FIG. E is a schematic partially cut-away enlarged side view showing a configuration in which the ends of the support shaft of the support shaft and the adjustment bolt are concave, and FIG. FIG. 2G is a schematic partial cutaway enlarged side view showing a configuration in which the ends of the adjustment bolts are concave, and FIG. 2G shows the support shaft and the ends of the adjustment bolts of the adjustment bolts having a convex shape. FIG. 2H is a schematic enlarged side view showing a configuration, and FIG. 2H is a schematic enlarged side view showing a configuration in which ends of the support shaft and the support shaft of the adjustment bolt are formed in a convex shape. FIG. I is a schematic enlarged side view showing a configuration in which both ends of the support shaft and the adjustment bolt are flattened.

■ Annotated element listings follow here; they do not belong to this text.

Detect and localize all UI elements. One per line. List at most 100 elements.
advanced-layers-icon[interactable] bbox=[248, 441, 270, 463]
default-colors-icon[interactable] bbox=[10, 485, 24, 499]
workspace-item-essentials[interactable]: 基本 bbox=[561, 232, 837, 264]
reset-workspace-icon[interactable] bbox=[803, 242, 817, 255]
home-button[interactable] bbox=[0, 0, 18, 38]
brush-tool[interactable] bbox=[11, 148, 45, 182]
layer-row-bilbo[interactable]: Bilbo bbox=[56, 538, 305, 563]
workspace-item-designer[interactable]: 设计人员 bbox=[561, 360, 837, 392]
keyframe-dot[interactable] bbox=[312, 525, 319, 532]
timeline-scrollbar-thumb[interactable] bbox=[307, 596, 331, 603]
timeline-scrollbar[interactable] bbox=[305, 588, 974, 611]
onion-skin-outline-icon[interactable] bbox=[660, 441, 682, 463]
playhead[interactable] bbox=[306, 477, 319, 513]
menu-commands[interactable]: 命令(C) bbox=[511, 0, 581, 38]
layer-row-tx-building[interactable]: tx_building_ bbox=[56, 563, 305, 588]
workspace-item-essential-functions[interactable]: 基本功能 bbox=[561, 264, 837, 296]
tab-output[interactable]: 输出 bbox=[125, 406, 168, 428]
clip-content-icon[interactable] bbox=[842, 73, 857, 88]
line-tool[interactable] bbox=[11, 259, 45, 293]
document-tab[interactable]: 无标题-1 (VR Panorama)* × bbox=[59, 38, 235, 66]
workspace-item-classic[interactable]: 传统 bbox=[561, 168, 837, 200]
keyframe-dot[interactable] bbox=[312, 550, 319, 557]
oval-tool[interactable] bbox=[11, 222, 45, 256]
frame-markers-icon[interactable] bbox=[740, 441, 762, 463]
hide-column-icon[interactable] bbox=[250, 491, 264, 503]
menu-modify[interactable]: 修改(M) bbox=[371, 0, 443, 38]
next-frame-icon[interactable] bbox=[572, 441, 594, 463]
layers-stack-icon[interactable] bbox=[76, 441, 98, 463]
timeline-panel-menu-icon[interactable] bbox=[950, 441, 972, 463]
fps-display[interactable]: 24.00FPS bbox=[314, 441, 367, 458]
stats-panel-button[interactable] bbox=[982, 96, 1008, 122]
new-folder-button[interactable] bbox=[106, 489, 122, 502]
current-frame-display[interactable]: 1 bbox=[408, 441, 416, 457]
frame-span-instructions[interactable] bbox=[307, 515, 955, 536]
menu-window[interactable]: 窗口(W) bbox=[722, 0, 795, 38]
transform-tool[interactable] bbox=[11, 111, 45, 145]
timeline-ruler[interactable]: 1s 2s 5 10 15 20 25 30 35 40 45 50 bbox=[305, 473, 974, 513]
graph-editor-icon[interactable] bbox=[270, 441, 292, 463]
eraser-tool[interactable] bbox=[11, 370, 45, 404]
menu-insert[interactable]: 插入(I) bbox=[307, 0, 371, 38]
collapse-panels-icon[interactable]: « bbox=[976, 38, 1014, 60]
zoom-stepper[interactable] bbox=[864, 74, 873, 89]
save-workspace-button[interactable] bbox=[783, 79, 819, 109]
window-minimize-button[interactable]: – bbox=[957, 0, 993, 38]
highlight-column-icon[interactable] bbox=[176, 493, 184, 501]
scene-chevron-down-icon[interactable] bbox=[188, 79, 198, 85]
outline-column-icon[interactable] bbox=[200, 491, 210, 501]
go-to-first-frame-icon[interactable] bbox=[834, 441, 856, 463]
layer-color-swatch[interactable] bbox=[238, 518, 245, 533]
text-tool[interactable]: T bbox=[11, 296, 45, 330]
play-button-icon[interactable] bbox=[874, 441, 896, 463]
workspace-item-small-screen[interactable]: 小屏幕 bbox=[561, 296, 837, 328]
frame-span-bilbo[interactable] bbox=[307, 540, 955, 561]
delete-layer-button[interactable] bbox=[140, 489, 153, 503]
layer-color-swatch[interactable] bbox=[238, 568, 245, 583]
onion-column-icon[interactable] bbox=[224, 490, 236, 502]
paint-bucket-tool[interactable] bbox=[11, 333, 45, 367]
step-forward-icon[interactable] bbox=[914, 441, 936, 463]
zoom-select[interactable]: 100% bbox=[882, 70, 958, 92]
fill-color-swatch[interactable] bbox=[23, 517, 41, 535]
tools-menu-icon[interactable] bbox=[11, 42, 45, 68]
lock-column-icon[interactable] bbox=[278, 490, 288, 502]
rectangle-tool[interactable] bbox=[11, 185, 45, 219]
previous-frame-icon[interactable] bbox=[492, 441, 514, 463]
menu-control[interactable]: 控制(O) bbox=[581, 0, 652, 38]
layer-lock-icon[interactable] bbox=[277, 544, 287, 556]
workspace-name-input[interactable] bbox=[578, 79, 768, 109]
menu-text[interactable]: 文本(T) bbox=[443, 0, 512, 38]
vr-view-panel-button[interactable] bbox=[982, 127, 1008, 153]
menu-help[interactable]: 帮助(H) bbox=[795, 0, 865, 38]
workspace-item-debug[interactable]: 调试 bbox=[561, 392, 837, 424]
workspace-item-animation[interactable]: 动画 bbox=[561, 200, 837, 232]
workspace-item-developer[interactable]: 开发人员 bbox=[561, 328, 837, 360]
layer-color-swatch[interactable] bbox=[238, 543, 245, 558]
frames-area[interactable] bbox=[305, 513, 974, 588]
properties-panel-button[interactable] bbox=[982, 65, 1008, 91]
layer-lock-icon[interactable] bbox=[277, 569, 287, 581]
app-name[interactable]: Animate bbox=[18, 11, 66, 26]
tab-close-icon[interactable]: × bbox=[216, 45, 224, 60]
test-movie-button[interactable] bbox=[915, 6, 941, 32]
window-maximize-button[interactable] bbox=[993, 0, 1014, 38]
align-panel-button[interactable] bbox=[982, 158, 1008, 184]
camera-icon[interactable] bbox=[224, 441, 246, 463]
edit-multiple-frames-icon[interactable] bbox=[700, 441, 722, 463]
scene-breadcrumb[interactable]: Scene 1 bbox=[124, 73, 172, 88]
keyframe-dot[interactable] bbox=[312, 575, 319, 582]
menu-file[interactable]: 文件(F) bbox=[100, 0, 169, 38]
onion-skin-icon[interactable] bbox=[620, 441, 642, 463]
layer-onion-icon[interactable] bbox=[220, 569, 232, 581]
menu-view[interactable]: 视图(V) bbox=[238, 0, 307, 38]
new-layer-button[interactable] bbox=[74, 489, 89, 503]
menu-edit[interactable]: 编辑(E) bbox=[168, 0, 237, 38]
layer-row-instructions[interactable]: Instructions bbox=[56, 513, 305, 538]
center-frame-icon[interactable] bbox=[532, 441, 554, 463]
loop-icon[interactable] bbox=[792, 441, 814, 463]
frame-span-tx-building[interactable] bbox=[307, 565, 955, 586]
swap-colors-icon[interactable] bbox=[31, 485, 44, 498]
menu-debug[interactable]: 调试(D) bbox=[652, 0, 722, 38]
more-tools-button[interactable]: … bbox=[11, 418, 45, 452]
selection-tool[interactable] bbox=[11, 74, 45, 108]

FIG. 3 is a longitudinal sectional view showing the configuration of a conventional rotary head device. DESCRIPTION OF SYMBOLS 1 ... Chassis 2 ... Lower drum 3 ... Support shaft 4 ... Upper drum 5 ... Upper drum support member 9 ... Sleeve member 18 ... Thrust magnet 19 ... Thrust yoke 22 ... Primary coil 23 ... Secondary coil 24 ... First rotary transformer 25 ... Secondary coil 26 ... Primary coil 27 ... Second rotary transformer 28 ... Middle drum 29,30 ... Magnetic head

Continuation of the front page (72) Inventor Yoichiro Senshu 6-7-35 Kita-Shinagawa, Shinagawa-ku, Tokyo Inside Sony Corporation (56) References JP-A-63-145821 (JP, A) JP-A-63-122010 (JP, A) JP-A-62-147115 (JP, A) JP-A-61-94215 (JP, A) JP-A-59-71103 (JP, A) JP-A-59-63024 (JP, A) Sho 58-182127 (JP, A) Shokai 59-95428 (JP, U) (58) Fields investigated (Int. Cl. ⁶ , DB name) G11B 5/52

Claims (1)

(57) [Claims] 1. A support shaft whose base end in the axial direction is supported on a chassis via a support member, a sleeve member rotatably fitted to the support shaft via a fluid bearing, and the sleeve. A rotary drum mounted on a member and having a magnetic head mounted thereon, a primary coil mounted on the rotary drum, and a secondary coil mounted on the chassis via a support member; A rotary transformer for transmitting an information signal transmitted to and received from the head; and a magnetic force for attracting a thrust yoke attached to the chassis via a support member, thereby causing the sleeve member to move in the axial direction of the support shaft. A thrust magnet attached to the sleeve member biasing to the end side, and a thrust force caused by an attraction force between the thrust magnet and the thrust yoke. A thrust bearing member, wherein a relative position between the sleeve member and the thrust bearing member is adjusted, and a position of the sleeve member in the axial direction of the support shaft is moved, so that a mounting height position of the magnetic head; A rotary head device in which the distance between a magnet, a primary coil, and a secondary coil in a rotary transformer and the distance between the thrust magnet and the thrust yoke are variable.